2. a coloured set, larger size, 3 1/16" x 2 1/4", [77 x 66], also printed by Ripley.
Now our set is rather different in several ways. In our reference book RB.2, published in 1942, it appears in the same section as the large coloured set above, with no date of its own. I used to think that this meant it was issued at the same time, but I suddenly realise it just looks that way because the date is missing. And in these early books, there are no card codes; if there had have been, it would have been clearer to see it was an entirely different set. Anyway, the catalogue of the third series in that book is :
35. SCIENTIFIC INVENTIONS AND DISCOVERIES (titled series). Size 2 3/4" x 1 1/2" [66 x 37]. Numbered 1-35. These cards are produced by photography from the coloured set quoted above. Fronts, printed black only, from half-tone blocks - black and white - narrow, black marginal line and margins. Cream card. Backs, printed in jet black only, with descriptions and inscribed, "Pipe Smokers are recommended to try The Spotlight Tobaccos, . . ." No makers name appears anywhere. [see Henry Archer & Co.) Printed by W. Oliver.

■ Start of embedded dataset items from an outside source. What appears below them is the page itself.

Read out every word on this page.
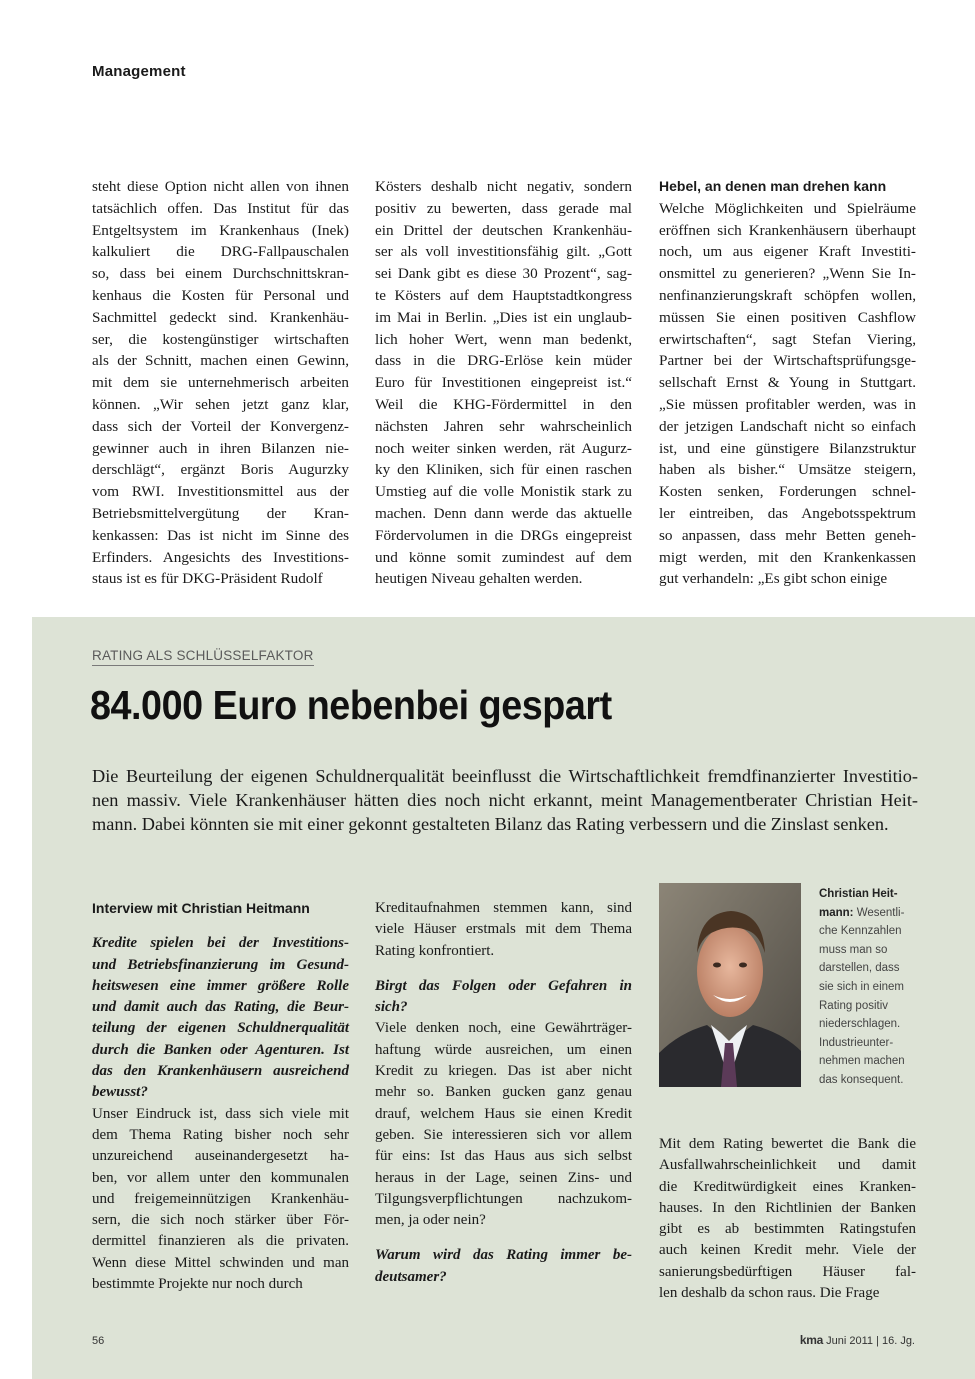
Management
steht diese Option nicht allen von ihnen
tatsächlich offen. Das Institut für das
Entgeltsystem im Krankenhaus (Inek)
kalkuliert die DRG-Fallpauschalen
so, dass bei einem Durchschnittskran-
kenhaus die Kosten für Personal und
Sachmittel gedeckt sind. Krankenhäu-
ser, die kostengünstiger wirtschaften
als der Schnitt, machen einen Gewinn,
mit dem sie unternehmerisch arbeiten
können. „Wir sehen jetzt ganz klar,
dass sich der Vorteil der Konvergenz-
gewinner auch in ihren Bilanzen nie-
derschlägt“, ergänzt Boris Augurzky
vom RWI. Investitionsmittel aus der
Betriebsmittelvergütung der Kran-
kenkassen: Das ist nicht im Sinne des
Erfinders. Angesichts des Investitions-
staus ist es für DKG-Präsident Rudolf
Kösters deshalb nicht negativ, sondern
positiv zu bewerten, dass gerade mal
ein Drittel der deutschen Krankenhäu-
ser als voll investitionsfähig gilt. „Gott
sei Dank gibt es diese 30 Prozent“, sag-
te Kösters auf dem Hauptstadtkongress
im Mai in Berlin. „Dies ist ein unglaub-
lich hoher Wert, wenn man bedenkt,
dass in die DRG-Erlöse kein müder
Euro für Investitionen eingepreist ist.“
Weil die KHG-Fördermittel in den
nächsten Jahren sehr wahrscheinlich
noch weiter sinken werden, rät Augurz-
ky den Kliniken, sich für einen raschen
Umstieg auf die volle Monistik stark zu
machen. Denn dann werde das aktuelle
Fördervolumen in die DRGs eingepreist
und könne somit zumindest auf dem
heutigen Niveau gehalten werden.
Hebel, an denen man drehen kann
Welche Möglichkeiten und Spielräume
eröffnen sich Krankenhäusern überhaupt
noch, um aus eigener Kraft Investiti-
onsmittel zu generieren? „Wenn Sie In-
nenfinanzierungskraft schöpfen wollen,
müssen Sie einen positiven Cashflow
erwirtschaften“, sagt Stefan Viering,
Partner bei der Wirtschaftsprüfungsge-
sellschaft Ernst & Young in Stuttgart.
„Sie müssen profitabler werden, was in
der jetzigen Landschaft nicht so einfach
ist, und eine günstigere Bilanzstruktur
haben als bisher.“ Umsätze steigern,
Kosten senken, Forderungen schnel-
ler eintreiben, das Angebotsspektrum
so anpassen, dass mehr Betten geneh-
migt werden, mit den Krankenkassen
gut verhandeln: „Es gibt schon einige
RATING ALS SCHLÜSSELFAKTOR
84.000 Euro nebenbei gespart
Die Beurteilung der eigenen Schuldnerqualität beeinflusst die Wirtschaftlichkeit fremdfinanzierter Investitio-
nen massiv. Viele Krankenhäuser hätten dies noch nicht erkannt, meint Managementberater Christian Heit-
mann. Dabei könnten sie mit einer gekonnt gestalteten Bilanz das Rating verbessern und die Zinslast senken.
Interview mit Christian Heitmann
Kredite spielen bei der Investitions-
und Betriebsfinanzierung im Gesund-
heitswesen eine immer größere Rolle
und damit auch das Rating, die Beur-
teilung der eigenen Schuldnerqualität
durch die Banken oder Agenturen. Ist
das den Krankenhäusern ausreichend
bewusst?
Unser Eindruck ist, dass sich viele mit
dem Thema Rating bisher noch sehr
unzureichend auseinandergesetzt ha-
ben, vor allem unter den kommunalen
und freigemeinnützigen Krankenhäu-
sern, die sich noch stärker über För-
dermittel finanzieren als die privaten.
Wenn diese Mittel schwinden und man
bestimmte Projekte nur noch durch
Kreditaufnahmen stemmen kann, sind
viele Häuser erstmals mit dem Thema
Rating konfrontiert.
Birgt das Folgen oder Gefahren in
sich?
Viele denken noch, eine Gewährträger-
haftung würde ausreichen, um einen
Kredit zu kriegen. Das ist aber nicht
mehr so. Banken gucken ganz genau
drauf, welchem Haus sie einen Kredit
geben. Sie interessieren sich vor allem
für eins: Ist das Haus aus sich selbst
heraus in der Lage, seinen Zins- und
Tilgungsverpflichtungen nachzukom-
men, ja oder nein?
Warum wird das Rating immer be-
deutsamer?
Christian Heit-
mann: Wesentli-
che Kennzahlen
muss man so
darstellen, dass
sie sich in einem
Rating positiv
niederschlagen.
Industrieunter-
nehmen machen
das konsequent.
Mit dem Rating bewertet die Bank die
Ausfallwahrscheinlichkeit und damit
die Kreditwürdigkeit eines Kranken-
hauses. In den Richtlinien der Banken
gibt es ab bestimmten Ratingstufen
auch keinen Kredit mehr. Viele der
sanierungsbedürftigen Häuser fal-
len deshalb da schon raus. Die Frage
56	kma Juni 2011 | 16. Jg.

Now I do have some theories about these cards, but I am not a Hill specialist, so I welcome being corrected by anyone who is.
The first is that though they appear under R. & J. Hill in our reference books, there is a suspicion that they may have been instead issued through Henry Archer & Co., who were amalgamated with Hill in 1905. This is supported by them being mentioned in the quotation above, as well as in the header of our original World Tobacco Issues Index, under Archer, where it states that "Some of the Anonymous issues associated with Hill were probably issued with Archer`s brands". Though "Spotlight" was stated to be a Hill brand.
Secondly, there is this really odd fact that they were produced by taking photographs of the fronts of another set, and by another printer. Why not just ask the original printer for a re-run? In black only, if you were strapped for cash? And my thought is that they could not, either because Ripley had gone out of business (but surely then the artwork would have come back to Hill) - or that the cards are much later than we think, and the Ripley premises had been hit by a similar bomb to that which destroyed the R. & J. Hill factory and all their paperwork and records in 1941 - or maybe, that after the Hill factory was gone, they came across a coloured set and thought they would be able to continue issuing cards, or at least this one set to test the feasibility, by getting someone to use them as artwork. This does not explain why they were converted to black only, rather than colour, unless what they actually found were the black and white original drawings, or artwork, rather than the cards that we have long been presuming the photos were taken off?